Mayor of Nusaybin
- In office 2014–2016

Personal details
- Born: 1 January 1970 (age 56) Nusaybin, Mardin, Turkey
- Citizenship: Turkish
- Party: Peace and Democracy Party
- Alma mater: Anadolu University

= Sara Kaya =

Kurdish politician from Turkey

Sara Kaya (born 1 January 1970 in Nusaybin) is a Kurdish politician from Turkey and a former mayor of Nusaybin. She is currently being held at the Tarsus prison in Mersin.

== Education and professional career ==
Sara Kaya was born to Kurdish parents in Nusaybin, Midyat where she attended primary and secondary education. She graduated in construction engineering at the Dicle University in Diyarbakir and later also in Business Administration from the Anadolu University in Eskişehir. She was employed for nineteen years at the Municipality of Nusaybin during which she acted for several years the speaker of the workers union of the municipality.

== Political career ==
During the local elections of 2014, she was elected Mayor of Nusaybin representing the Peace and Democracy Party (BDP). Her tenure was marked by the declaration of self governance and the subsequent curfews in Nusaybin.
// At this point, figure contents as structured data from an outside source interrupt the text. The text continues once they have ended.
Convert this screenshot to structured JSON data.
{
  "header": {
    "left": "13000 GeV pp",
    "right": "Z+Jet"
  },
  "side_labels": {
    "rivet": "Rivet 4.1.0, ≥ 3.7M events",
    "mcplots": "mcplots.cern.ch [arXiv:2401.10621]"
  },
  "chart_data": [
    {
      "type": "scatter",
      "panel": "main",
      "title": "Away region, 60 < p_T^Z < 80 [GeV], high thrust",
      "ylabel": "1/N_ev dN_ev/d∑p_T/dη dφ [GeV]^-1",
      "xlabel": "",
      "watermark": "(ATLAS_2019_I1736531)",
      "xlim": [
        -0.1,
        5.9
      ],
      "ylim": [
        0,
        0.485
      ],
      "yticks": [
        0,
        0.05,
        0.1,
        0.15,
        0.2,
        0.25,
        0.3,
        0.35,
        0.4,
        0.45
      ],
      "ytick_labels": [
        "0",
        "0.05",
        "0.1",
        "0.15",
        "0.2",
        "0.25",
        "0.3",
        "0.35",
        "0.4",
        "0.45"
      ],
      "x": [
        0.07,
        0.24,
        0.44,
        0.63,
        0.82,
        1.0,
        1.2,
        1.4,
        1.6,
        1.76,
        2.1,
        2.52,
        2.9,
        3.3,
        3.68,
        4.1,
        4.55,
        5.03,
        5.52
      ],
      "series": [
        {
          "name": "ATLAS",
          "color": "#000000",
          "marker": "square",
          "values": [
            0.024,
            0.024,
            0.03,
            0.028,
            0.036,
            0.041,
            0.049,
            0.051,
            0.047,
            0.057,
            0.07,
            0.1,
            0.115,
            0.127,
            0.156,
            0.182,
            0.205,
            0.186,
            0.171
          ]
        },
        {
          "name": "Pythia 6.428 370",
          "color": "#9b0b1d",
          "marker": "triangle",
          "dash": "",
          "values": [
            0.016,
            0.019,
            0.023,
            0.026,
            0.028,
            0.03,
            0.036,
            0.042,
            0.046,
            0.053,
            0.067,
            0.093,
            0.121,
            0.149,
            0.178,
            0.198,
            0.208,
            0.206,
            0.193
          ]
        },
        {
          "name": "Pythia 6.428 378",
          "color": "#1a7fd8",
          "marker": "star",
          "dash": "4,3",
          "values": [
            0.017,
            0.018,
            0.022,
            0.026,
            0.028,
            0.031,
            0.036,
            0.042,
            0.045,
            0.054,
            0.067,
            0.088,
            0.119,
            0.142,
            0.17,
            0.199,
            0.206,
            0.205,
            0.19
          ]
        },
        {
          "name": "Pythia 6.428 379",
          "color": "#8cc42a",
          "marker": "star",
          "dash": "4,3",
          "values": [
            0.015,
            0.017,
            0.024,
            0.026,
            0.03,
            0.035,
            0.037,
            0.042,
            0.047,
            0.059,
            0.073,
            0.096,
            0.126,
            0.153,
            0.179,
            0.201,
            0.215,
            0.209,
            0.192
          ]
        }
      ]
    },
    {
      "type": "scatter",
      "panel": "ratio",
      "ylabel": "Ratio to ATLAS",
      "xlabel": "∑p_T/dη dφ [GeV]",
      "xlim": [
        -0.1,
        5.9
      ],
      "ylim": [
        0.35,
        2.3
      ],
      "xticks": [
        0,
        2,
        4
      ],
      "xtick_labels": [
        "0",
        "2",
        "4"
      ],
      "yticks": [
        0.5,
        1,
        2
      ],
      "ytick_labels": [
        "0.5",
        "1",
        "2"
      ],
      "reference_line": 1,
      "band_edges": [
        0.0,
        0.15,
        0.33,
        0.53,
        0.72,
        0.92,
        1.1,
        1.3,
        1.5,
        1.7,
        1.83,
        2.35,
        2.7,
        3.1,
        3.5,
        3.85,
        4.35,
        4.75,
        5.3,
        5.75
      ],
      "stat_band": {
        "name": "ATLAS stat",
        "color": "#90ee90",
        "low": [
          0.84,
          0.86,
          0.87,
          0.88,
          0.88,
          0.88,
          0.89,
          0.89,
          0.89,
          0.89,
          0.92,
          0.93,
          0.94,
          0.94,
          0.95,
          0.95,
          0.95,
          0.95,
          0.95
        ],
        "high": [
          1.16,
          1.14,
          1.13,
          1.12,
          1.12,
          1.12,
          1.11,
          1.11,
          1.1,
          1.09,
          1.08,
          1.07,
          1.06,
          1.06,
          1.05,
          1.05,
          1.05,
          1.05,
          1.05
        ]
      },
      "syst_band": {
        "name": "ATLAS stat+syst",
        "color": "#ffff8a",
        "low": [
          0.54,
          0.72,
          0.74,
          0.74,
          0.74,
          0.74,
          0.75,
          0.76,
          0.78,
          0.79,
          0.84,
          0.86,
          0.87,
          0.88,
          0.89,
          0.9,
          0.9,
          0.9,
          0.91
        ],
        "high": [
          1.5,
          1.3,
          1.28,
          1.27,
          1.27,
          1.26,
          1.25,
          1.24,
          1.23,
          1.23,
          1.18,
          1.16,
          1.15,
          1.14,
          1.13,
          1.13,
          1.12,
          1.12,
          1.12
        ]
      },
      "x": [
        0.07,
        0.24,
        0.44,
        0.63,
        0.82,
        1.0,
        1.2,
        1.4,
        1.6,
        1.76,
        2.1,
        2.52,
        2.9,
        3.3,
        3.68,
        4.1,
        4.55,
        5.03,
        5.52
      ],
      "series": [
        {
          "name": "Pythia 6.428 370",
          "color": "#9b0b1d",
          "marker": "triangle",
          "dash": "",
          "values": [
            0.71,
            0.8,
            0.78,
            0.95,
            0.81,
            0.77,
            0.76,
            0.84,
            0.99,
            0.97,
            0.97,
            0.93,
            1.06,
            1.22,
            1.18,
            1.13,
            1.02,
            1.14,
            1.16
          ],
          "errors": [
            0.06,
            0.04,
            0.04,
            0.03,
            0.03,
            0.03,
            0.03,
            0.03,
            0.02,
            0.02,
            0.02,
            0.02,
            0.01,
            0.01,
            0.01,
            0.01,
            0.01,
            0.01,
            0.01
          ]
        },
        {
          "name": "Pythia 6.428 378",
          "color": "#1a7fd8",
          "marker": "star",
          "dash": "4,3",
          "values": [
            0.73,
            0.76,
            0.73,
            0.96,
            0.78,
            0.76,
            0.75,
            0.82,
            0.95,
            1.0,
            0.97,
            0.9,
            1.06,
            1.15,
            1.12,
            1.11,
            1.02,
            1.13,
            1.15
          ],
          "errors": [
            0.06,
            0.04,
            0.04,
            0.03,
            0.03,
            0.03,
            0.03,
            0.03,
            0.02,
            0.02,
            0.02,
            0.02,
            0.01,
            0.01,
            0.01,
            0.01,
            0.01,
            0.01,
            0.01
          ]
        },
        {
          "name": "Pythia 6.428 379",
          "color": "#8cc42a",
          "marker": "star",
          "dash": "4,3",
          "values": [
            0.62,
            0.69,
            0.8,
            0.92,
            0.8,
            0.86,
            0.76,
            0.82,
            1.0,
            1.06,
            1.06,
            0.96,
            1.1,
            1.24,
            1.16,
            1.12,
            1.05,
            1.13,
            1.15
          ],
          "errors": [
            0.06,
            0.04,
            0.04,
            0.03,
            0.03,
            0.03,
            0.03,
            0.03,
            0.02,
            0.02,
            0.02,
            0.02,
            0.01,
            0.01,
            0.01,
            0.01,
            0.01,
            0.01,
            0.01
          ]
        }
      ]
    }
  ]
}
She has been described as a supporter of the Yazidi as well as a feminist.

=== Prosecution ===
She was detained on the 28 August 2015 for having announced the city would govern itself and later transferred from detention in Mardin to a prison in Sincan, Ankara in September 2015. She was released from prison pending trial in November 2015. Kaya was unseated from her post as a Mayor in September 2016 and re-arrested in January 2017. Her lawyer in 2018 was Kamuran Tanhan, who claimed the police fabricated evidence against Kaya. In 2019 she was moved to Tarsus prison in Mersin. Sara Kaya was sentenced to 16 years in prison in June 2020 majorly for being a member of an illegal organization and 2 1/2 years for misconduct in office. She was released on 10 May 2024.

== Personal life ==
Sara Kaya is married and has four children.